Because mother’s have a knack at knowing… and my Mom knows what’s up and everything that is going on… 


In order to cheer me up, she makes jokes! Jokes that are real and actually funny. Like this one, “Don’t look a gift horse in the mouth. By the way, why do they call it a gift horse? No horse has ever brought me a gift.”


“Yeah, Mom… that gift horse when you look at it directly is ONLY going to kick you in the face. I don’t like horses anyway.”


I laugh, she laughs, we laugh together. I guess now I still got my sarcastic wit, my humor and my book. 

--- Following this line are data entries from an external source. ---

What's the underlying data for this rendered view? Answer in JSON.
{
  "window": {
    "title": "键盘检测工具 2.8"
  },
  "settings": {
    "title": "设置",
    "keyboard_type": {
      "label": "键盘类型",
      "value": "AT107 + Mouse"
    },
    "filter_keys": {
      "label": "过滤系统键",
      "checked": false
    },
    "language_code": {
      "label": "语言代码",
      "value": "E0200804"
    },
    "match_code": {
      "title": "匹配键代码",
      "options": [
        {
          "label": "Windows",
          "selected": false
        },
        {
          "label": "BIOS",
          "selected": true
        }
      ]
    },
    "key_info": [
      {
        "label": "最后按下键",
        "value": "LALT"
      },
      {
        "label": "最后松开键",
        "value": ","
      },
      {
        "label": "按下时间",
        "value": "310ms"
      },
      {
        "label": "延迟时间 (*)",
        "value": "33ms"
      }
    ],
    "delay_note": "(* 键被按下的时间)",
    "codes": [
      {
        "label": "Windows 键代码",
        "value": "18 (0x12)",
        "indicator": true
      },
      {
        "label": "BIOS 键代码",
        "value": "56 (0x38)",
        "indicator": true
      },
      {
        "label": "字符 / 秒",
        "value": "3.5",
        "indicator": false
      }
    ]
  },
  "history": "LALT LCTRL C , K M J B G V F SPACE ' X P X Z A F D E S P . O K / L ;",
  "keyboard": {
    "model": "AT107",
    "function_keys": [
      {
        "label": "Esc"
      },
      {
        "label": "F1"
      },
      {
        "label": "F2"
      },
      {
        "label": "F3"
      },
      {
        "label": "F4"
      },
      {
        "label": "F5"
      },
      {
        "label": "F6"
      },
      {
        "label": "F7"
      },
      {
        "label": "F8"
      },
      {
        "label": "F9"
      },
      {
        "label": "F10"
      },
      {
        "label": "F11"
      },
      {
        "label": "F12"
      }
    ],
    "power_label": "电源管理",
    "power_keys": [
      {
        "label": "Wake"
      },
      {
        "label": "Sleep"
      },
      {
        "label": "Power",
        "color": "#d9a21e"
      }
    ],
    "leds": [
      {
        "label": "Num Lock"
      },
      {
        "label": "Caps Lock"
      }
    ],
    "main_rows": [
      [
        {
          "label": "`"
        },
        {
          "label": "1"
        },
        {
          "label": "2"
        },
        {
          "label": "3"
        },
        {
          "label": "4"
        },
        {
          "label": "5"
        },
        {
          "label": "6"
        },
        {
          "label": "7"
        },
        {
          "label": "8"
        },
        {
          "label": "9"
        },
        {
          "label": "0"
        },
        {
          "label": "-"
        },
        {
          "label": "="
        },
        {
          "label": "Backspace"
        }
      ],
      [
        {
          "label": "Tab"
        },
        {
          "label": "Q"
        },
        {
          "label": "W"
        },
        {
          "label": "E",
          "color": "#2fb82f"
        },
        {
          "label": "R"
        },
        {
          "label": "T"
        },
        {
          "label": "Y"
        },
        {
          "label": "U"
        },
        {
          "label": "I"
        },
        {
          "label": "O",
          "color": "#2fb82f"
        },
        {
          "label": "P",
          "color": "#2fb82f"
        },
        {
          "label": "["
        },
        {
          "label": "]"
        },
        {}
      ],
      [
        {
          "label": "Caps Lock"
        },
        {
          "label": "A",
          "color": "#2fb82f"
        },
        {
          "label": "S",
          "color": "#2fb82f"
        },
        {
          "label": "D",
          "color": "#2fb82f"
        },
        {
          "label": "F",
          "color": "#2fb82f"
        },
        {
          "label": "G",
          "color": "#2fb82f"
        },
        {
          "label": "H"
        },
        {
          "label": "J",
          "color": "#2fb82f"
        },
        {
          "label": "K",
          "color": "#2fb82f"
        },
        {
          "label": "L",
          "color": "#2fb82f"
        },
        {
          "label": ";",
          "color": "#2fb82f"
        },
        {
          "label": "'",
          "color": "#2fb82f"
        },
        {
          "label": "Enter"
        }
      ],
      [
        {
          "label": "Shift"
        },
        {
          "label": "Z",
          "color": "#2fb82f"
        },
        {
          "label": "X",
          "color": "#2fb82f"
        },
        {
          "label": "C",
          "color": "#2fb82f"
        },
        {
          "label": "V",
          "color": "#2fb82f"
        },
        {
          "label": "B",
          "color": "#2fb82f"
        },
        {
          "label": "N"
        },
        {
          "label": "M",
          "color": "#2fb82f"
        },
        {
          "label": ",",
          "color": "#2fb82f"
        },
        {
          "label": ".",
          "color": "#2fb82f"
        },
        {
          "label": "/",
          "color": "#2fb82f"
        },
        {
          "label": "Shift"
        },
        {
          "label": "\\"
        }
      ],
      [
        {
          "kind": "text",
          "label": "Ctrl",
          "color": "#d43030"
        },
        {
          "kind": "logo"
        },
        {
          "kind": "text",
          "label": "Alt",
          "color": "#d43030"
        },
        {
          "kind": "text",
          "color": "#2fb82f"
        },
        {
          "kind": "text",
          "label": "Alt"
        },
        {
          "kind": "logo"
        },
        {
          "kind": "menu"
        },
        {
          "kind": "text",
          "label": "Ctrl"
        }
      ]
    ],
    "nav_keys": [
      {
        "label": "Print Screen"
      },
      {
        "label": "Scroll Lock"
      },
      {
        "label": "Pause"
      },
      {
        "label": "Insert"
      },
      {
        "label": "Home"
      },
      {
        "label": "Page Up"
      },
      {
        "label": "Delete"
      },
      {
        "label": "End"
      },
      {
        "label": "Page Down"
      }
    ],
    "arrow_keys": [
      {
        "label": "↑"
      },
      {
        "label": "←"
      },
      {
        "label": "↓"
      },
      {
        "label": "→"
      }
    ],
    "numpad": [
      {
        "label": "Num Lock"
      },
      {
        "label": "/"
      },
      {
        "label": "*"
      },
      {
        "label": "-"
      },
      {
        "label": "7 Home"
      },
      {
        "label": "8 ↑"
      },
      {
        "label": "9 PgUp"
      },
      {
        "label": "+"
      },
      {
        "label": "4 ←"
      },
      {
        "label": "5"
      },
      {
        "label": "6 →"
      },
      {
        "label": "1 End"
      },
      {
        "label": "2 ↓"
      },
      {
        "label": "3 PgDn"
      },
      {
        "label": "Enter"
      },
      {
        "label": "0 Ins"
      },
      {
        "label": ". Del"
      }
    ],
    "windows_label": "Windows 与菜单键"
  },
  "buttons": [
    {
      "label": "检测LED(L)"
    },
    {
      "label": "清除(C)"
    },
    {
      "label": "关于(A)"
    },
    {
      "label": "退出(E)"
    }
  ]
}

Eventually I hope my blog gets to a place that reflects much happier times once again. I apologize to all of you faithful readers for the “woe is me” posts as of late but as you know, most of us writers use the written word as free therapy. I know it breaks both my mom and sister’s heart to see me in this saddened state. I am usually the one cheering them on. Telling them, “Things will get better.” However, I still stand firm in my beliefs that in order for things to get better, life doesn’t need to turn into a blazing fire of despair. I can have an amazing life whilst expecting other fantastic things to happen. These two don’t need to be pitted against one another. 


So okay… this 'gift horse’ is kicking me repeatedly. So okay… I have to be more positive and work harder.  So okay, life goes on and most of the time it’s a bumpy ride. So okay, I guess my next big purchase is an armored suit and a helmet. 


I promise soon enough, I will have something to smile about again but for now, it’s a barrage of fuckary and that’s where I am just going to be. Going through it and living through it until I can look back and scream, “Ha. I made it.”